Vielleicht sollte die Presse also das Geld von OpenAI doch nicht annehmen. Vielleicht sollten die Medienunternehmen stattdessen dem Beispiel der New York Times folgen und OpenAI verklagen, weil das Unternehmen seine Inhalte ohne Entschädigung verwendet.

Oder vielleicht sollten sie warten, bis die Regierungen mit Maßnahmen wie dem kanadischen Gesetzentwurf C-18 oder dem australischen News Media Bargaining Code eingreifen. Beide waren halbwegs erfolgreiche Versuche, die großen Technologiekonzerne dazu zu zwingen, Journalisten für die Verwendung ihrer Inhalte zu entschädigen.

Aber herumzusitzen und abzuwarten, während die Konkurrenz lukrative Verträge mit OpenAI abschließt, ist wohl kaum ein gutes Geschäft. Daher kann man Medienunternehmen nicht wirklich vorwerfen, dass sie das Geld nehmen.

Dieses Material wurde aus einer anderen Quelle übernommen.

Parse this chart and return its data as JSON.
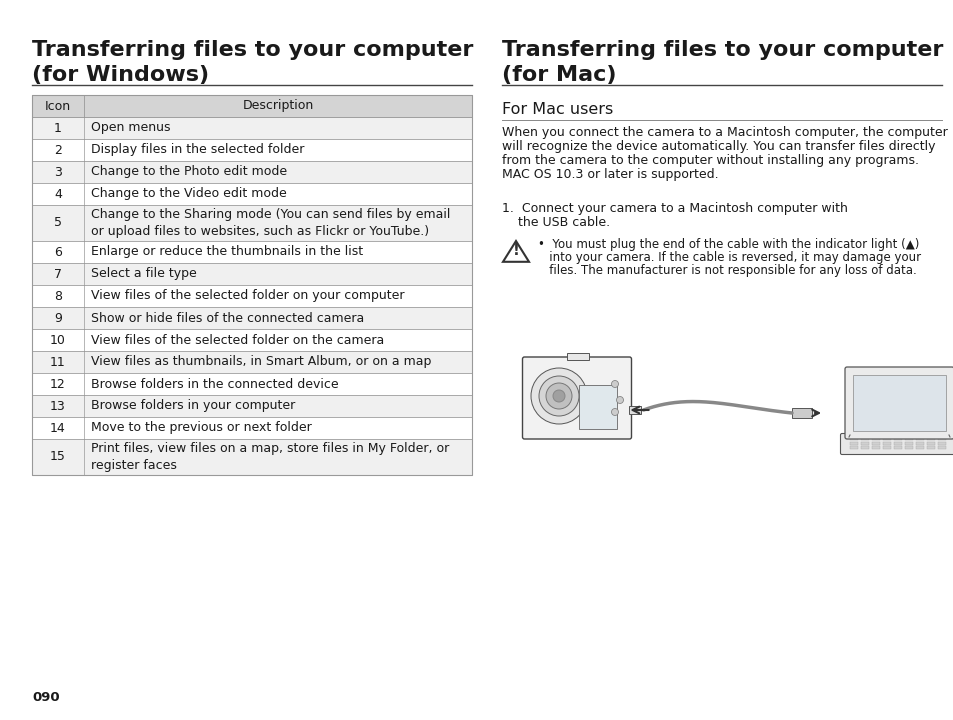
{
  "bg_color": "#ffffff",
  "left_title_line1": "Transferring files to your computer",
  "left_title_line2": "(for Windows)",
  "right_title_line1": "Transferring files to your computer",
  "right_title_line2": "(for Mac)",
  "table_header": [
    "Icon",
    "Description"
  ],
  "table_rows": [
    [
      "1",
      "Open menus"
    ],
    [
      "2",
      "Display files in the selected folder"
    ],
    [
      "3",
      "Change to the Photo edit mode"
    ],
    [
      "4",
      "Change to the Video edit mode"
    ],
    [
      "5",
      "Change to the Sharing mode (You can send files by email\nor upload files to websites, such as Flickr or YouTube.)"
    ],
    [
      "6",
      "Enlarge or reduce the thumbnails in the list"
    ],
    [
      "7",
      "Select a file type"
    ],
    [
      "8",
      "View files of the selected folder on your computer"
    ],
    [
      "9",
      "Show or hide files of the connected camera"
    ],
    [
      "10",
      "View files of the selected folder on the camera"
    ],
    [
      "11",
      "View files as thumbnails, in Smart Album, or on a map"
    ],
    [
      "12",
      "Browse folders in the connected device"
    ],
    [
      "13",
      "Browse folders in your computer"
    ],
    [
      "14",
      "Move to the previous or next folder"
    ],
    [
      "15",
      "Print files, view files on a map, store files in My Folder, or\nregister faces"
    ]
  ],
  "mac_subsection": "For Mac users",
  "mac_body_lines": [
    "When you connect the camera to a Macintosh computer, the computer",
    "will recognize the device automatically. You can transfer files directly",
    "from the camera to the computer without installing any programs.",
    "MAC OS 10.3 or later is supported."
  ],
  "mac_step_line1": "1.  Connect your camera to a Macintosh computer with",
  "mac_step_line2": "    the USB cable.",
  "mac_warning_lines": [
    "•  You must plug the end of the cable with the indicator light (▲)",
    "   into your camera. If the cable is reversed, it may damage your",
    "   files. The manufacturer is not responsible for any loss of data."
  ],
  "page_number": "090",
  "header_bg": "#d4d4d4",
  "row_alt_bg": "#f0f0f0",
  "table_border_color": "#999999",
  "text_color": "#1a1a1a",
  "title_fontsize": 16,
  "subtitle_fontsize": 11,
  "body_fontsize": 9,
  "table_fontsize": 9
}
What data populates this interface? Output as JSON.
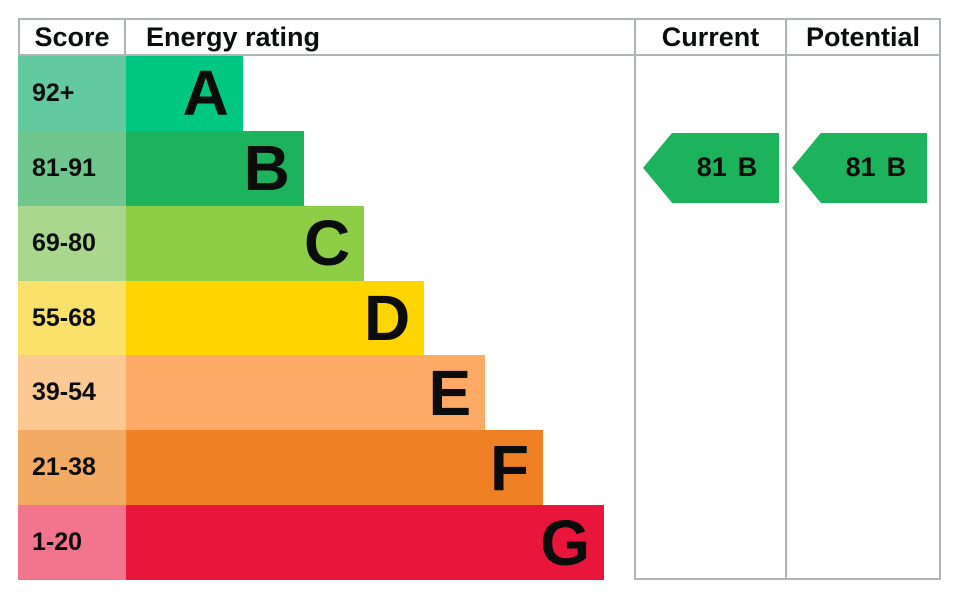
{
  "header": {
    "score": "Score",
    "energy_rating": "Energy rating",
    "current": "Current",
    "potential": "Potential"
  },
  "bands": [
    {
      "range": "92+",
      "letter": "A",
      "band_color": "#00c781",
      "score_color": "#62c9a1",
      "bar_width": "23%"
    },
    {
      "range": "81-91",
      "letter": "B",
      "band_color": "#1db35c",
      "score_color": "#70c78d",
      "bar_width": "35%"
    },
    {
      "range": "69-80",
      "letter": "C",
      "band_color": "#8dce46",
      "score_color": "#aad78e",
      "bar_width": "46.9%"
    },
    {
      "range": "55-68",
      "letter": "D",
      "band_color": "#ffd500",
      "score_color": "#fae26a",
      "bar_width": "58.7%"
    },
    {
      "range": "39-54",
      "letter": "E",
      "band_color": "#fcaa65",
      "score_color": "#fcc993",
      "bar_width": "70.7%"
    },
    {
      "range": "21-38",
      "letter": "F",
      "band_color": "#ef8023",
      "score_color": "#f3aa62",
      "bar_width": "82.1%"
    },
    {
      "range": "1-20",
      "letter": "G",
      "band_color": "#e9153b",
      "score_color": "#f3758d",
      "bar_width": "94.1%"
    }
  ],
  "current": {
    "value": "81",
    "band": "B",
    "color": "#1db35c"
  },
  "potential": {
    "value": "81",
    "band": "B",
    "color": "#1db35c"
  },
  "border_color": "#b1b4b6",
  "chart_data": {
    "type": "bar",
    "title": "Energy rating",
    "columns": [
      "Score",
      "Energy rating",
      "Current",
      "Potential"
    ],
    "categories": [
      "A",
      "B",
      "C",
      "D",
      "E",
      "F",
      "G"
    ],
    "score_ranges": [
      "92+",
      "81-91",
      "69-80",
      "55-68",
      "39-54",
      "21-38",
      "1-20"
    ],
    "bar_lengths_percent": [
      23,
      35,
      46.9,
      58.7,
      70.7,
      82.1,
      94.1
    ],
    "band_colors": [
      "#00c781",
      "#1db35c",
      "#8dce46",
      "#ffd500",
      "#fcaa65",
      "#ef8023",
      "#e9153b"
    ],
    "score_cell_colors": [
      "#62c9a1",
      "#70c78d",
      "#aad78e",
      "#fae26a",
      "#fcc993",
      "#f3aa62",
      "#f3758d"
    ],
    "current_rating": {
      "score": 81,
      "band": "B"
    },
    "potential_rating": {
      "score": 81,
      "band": "B"
    },
    "legend_position": "none",
    "grid": false
  }
}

„Ich bin absolut davon überzeugt, dass diese Deals von Vorteil sein können, wenn wir die richtigen Regeln gelernt haben, sie richtig strukturieren und auf Nummer sicher gehen. Die Lektion des letzten Jahrzehnts für die Medien besteht nicht darin, die Technologieplattformen zu meiden – sondern darin, die richtigen Deals zu machen und auf das Richtige zu setzen“, schrieb Nicholas Thompson, CEO von The Atlantic, in einem LinkedIn-Post.

Und doch scheint es, als könne uns die Geschichte nicht viel über die Gegenwart lehren.

Die grenzenlose Ungewissheit der KI scheint jeden historischen Vergleich in den Schatten zu stellen, egal ob mit Google, Facebook oder anderen.

Hoffen wir also zum Wohle der Presse und all dessen, was auf sie angewiesen ist – gesellschaftliches Leben, Demokratie usw. –, dass Herr Thompson und alle anderen Medienmanager, die große Verträge mit OpenAI abschließen, diesmal tatsächlich auf die richtige Wette mit den großen Technologieunternehmen setzen.

Jonah Prousky ist ein kanadischer freiberuflicher Autor mit Sitz in London. Seine Arbeiten wurden in mehreren führenden Publikationen veröffentlicht, darunter der Canadian Broadcasting Corporation (CBC), dem Toronto Star und dem Calgary Herald.